Neta menaruh atensi sepenuhnya pada sang adik. Ia tidak tahu dari mana kesimpulan itu didapat tapi Neta harus meluruskan agar tak salah paham.
"Kakak enggak ada bilang enggak suka. Tapi hubungan kita enggak seperti dipikiran Nino."
Hubungan mereka hanya sebatas mantan suami istri yang terpaksa menikah. Jenis hubungan yang begitu batas waktunya habis maka semua selesai.
"Jadi, ada kemungkinan kamu suka dia?"
Neta mengerenyit berputar menatap sang ibu. Apa ini? Mengapa ia merasa sedang di keroyok? Dan kenapa pula bahasan utamanya jadi Adrian.
"Tergantung apakah Adrian mau membuang sifat dan tingkah buruknya atau tidak." Neta menarik napas panjang. "Lagipula itu enggak penting, ma. Toh Neta enggak ada hubungan apapun lagi sama Adrian."
Pada satu titik Neta pernah berandai-andai. Jika ia tidak memiliki kenangan buruk dengan orang dewasa. Apakah itu akan menjadi menyenangkan? Apakah ia juga akan melihat Adrian seperti saudaranya yang lain? Terpesona, jatuh cinta, pada kerupawanan pria itu. Apakah ia akan melihat dunia dengan cara yang sama sebagaimana anak remaja umumnya?
Cinta, itu kosakata asing yang belum pernah Neta lihat bagaimana bentuk nyatanya. Jadi ia tidak percaya bahwa itu benar-benar ada. Bahkan sang ibu yang dikatakan memiliki cinta sepanjang masa itu pun tak bisa menunjukkan buktinya pada Neta.

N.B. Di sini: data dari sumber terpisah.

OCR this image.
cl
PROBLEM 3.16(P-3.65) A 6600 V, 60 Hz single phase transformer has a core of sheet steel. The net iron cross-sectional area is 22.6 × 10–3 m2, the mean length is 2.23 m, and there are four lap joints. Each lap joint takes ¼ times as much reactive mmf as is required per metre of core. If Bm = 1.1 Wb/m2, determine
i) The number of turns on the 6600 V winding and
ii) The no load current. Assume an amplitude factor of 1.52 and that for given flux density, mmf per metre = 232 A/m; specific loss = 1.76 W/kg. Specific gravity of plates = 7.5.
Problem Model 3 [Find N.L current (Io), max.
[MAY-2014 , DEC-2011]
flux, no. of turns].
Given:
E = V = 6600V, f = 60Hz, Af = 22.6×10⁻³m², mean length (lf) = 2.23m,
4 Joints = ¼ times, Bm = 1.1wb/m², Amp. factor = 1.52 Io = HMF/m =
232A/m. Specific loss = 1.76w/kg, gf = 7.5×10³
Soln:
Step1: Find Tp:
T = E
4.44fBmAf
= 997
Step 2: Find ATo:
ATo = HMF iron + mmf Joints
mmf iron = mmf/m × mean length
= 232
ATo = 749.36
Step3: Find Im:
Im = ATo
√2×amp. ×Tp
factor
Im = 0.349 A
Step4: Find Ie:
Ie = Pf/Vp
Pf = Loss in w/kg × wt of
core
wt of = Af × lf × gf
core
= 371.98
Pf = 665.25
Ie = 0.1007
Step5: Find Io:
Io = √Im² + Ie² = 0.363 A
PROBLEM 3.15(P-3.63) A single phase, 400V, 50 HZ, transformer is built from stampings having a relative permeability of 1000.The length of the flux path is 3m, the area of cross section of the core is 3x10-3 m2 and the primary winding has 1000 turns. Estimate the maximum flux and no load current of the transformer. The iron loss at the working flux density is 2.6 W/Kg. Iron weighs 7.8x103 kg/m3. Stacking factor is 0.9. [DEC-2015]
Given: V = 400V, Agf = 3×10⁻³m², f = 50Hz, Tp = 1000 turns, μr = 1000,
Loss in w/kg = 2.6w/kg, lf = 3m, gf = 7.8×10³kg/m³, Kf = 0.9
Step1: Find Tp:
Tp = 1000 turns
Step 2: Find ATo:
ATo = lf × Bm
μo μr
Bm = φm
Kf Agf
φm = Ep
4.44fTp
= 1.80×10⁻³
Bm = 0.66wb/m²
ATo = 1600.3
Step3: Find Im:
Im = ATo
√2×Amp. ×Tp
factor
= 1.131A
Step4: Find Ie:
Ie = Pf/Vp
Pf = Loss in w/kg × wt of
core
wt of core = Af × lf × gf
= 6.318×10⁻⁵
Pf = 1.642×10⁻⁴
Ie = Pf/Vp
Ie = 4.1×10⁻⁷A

Perempuan itu memang memberikan semua hal yang ia butuhkan layaknya seorang ibu tapi terkadang Neta mendapati dirinya lebih seperti ayam yang sengaja diternak agar menghasilkan telur emas di masa depan. Apakah ibunya akan tetap membiarkan ia lahir jika darah Baskoro tidak mengalir dalam nadinya? Neta ingin menangis memikirkan kemungkinan lain.
Bagi beberapa perempuan anak adalah sala satu tangga untuk memanjat strata sosial yang lebih tinggi. Neta tidak akan menganggap ibunya juga demikian tapi dunia tidak pernah setengah-setengah juga ketika membuat seseorang menderita. Manis ilusi itu adalah rasa pahit yang sesungguhnya.
"Maksudmu soal suka bermain perempuan?"
Neta mulai kesal sekarang, mengapa ibunya harus memperpanjang pembahasan?
__ADS_1
"Ya, karena itu membuatnya terlihat seperti papa dan Neta benci itu."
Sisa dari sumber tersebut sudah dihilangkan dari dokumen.